Sumet Jumsai played to the gallery. He drew attention to the fact that he was the only one wearing an Indian attire (not true) and that his name was a Sanskrit word, with something to do with the first Buddha (prior to Gautama). Speaking to him alone later ( I asked for his autograph, and he etched a profile of a young girl’s face deep into the pages of my journal), he said, “Kheng Soon is always harping on the fact that we are colonised by the west. And the west, they got everything from Greece. But I always say, in Thailand, we were never colonised by the west, you know. We were colonised by India, and I’m proud of that. I’m proud we were an In-dian-ised nation,” he said in his perfectly modulated, Cambridge-educated English.
Doshi was eloquence personified.

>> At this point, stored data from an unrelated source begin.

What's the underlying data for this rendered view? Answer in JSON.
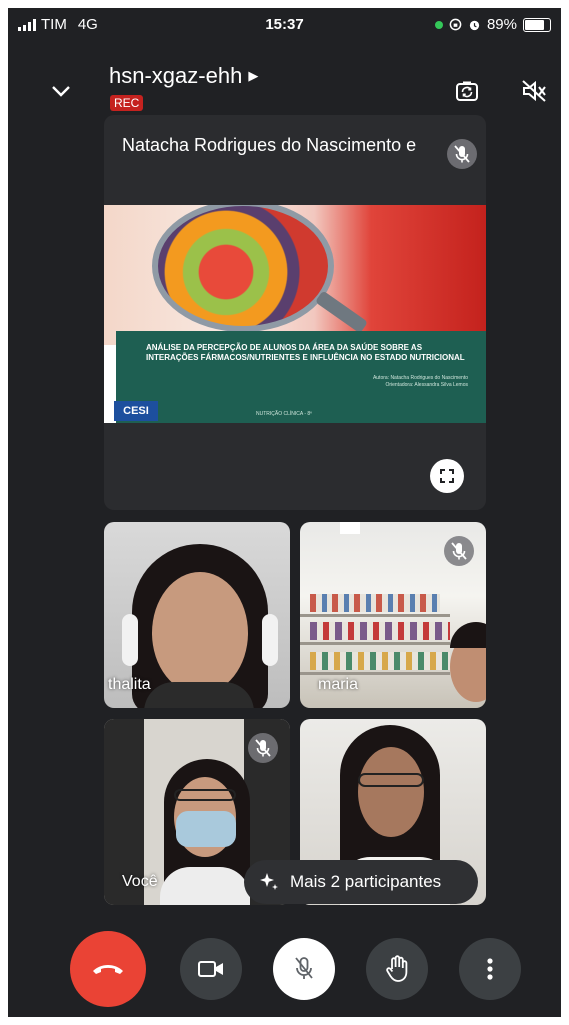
{
  "status_bar": {
    "carrier": "TIM",
    "network": "4G",
    "time": "15:37",
    "battery": "89%",
    "battery_level": 0.89
  },
  "meeting": {
    "code": "hsn-xgaz-ehh",
    "recording_badge": "REC"
  },
  "presentation": {
    "presenter_name": "Natacha Rodrigues do Nascimento e",
    "slide": {
      "title": "ANÁLISE DA PERCEPÇÃO DE ALUNOS DA ÁREA DA SAÚDE SOBRE AS INTERAÇÕES FÁRMACOS/NUTRIENTES E INFLUÊNCIA NO ESTADO NUTRICIONAL",
      "author_line_1": "Autora: Natacha Rodrigues do Nascimento",
      "author_line_2": "Orientadora: Alessandra Silva Lemos",
      "footer": "NUTRIÇÃO CLÍNICA - 8º",
      "logo": "CESI"
    }
  },
  "participants": [
    {
      "name": "thalita",
      "muted": false
    },
    {
      "name": "maria",
      "muted": true
    },
    {
      "name": "Você",
      "muted": true
    },
    {
      "name": "",
      "muted": false
    }
  ],
  "more_participants_label": "Mais 2 participantes",
  "icons": {
    "header": [
      "chevron-down-icon",
      "camera-switch-icon",
      "speaker-off-icon"
    ],
    "controls": [
      "end-call-icon",
      "camera-icon",
      "mic-off-icon",
      "raise-hand-icon",
      "more-options-icon"
    ]
  },
  "colors": {
    "background": "#202124",
    "end_call": "#ea4335",
    "rec_badge": "#c5221f",
    "control": "#3c4043"
  }
}
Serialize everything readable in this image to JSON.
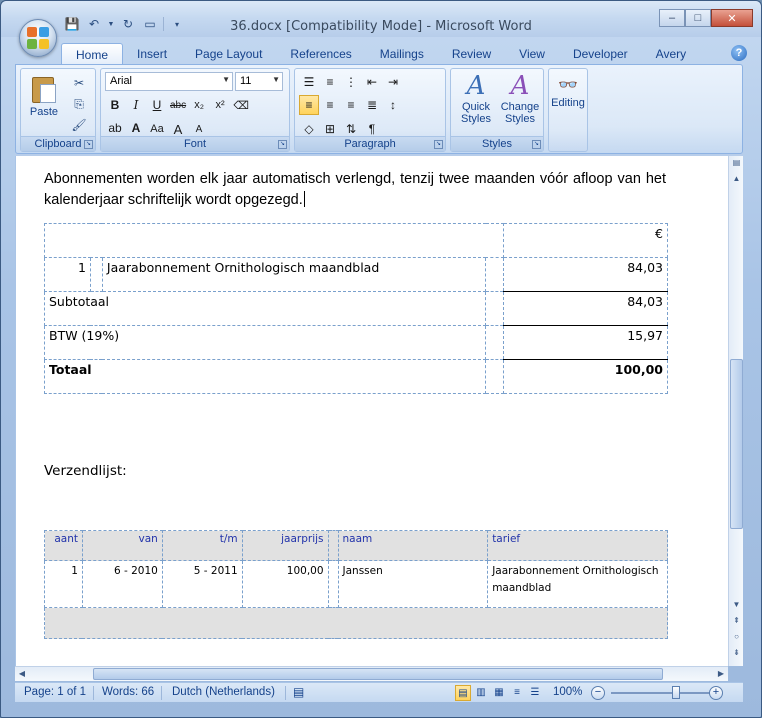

He paid convincing tribute to the memory of the late Kanvinde, who was awarded the evening highest award.
Catching the glass lift with a group of Indian architects later, one of them said, “We are not used to heights.”
“I hope it stays that way. There’s no need to go high when there’s enough land. These towers,” I said nodding to the twin towers, “are more about ego than anything else.”
“You’re from Malaysia?”
“Yes. My country.”
“It’s good to hear a Malaysian say it’s about ego.”
But really now, I say it’s about ego, but it’s also hard to fight this primal instinct. From all I’ve read, Dubai is the next instant city to espouse the skyscraper, sprouting them like mushrooms after a rain. Except it hardly rains in Dubai, and out of a bizarrely flat desert terrain, it will be home to the world’s tallest tower in 2008. That will be the Burj Dubai, and is said to be 800m tall when completed, but the precise figure is kept a secret in case, listen to this, New York’s Freedom Tower tries to top it! So you see, it’s not about whether there’s a need for this tower in an arid plain or whether people will enjoy working 800m above ground, it’s about out-doing the rest. It’s about having it and flaunting it.
So are the Indians spiritual and above the fray, or are they just momentarily sore-losers? Bangalore is booming now. We shall see.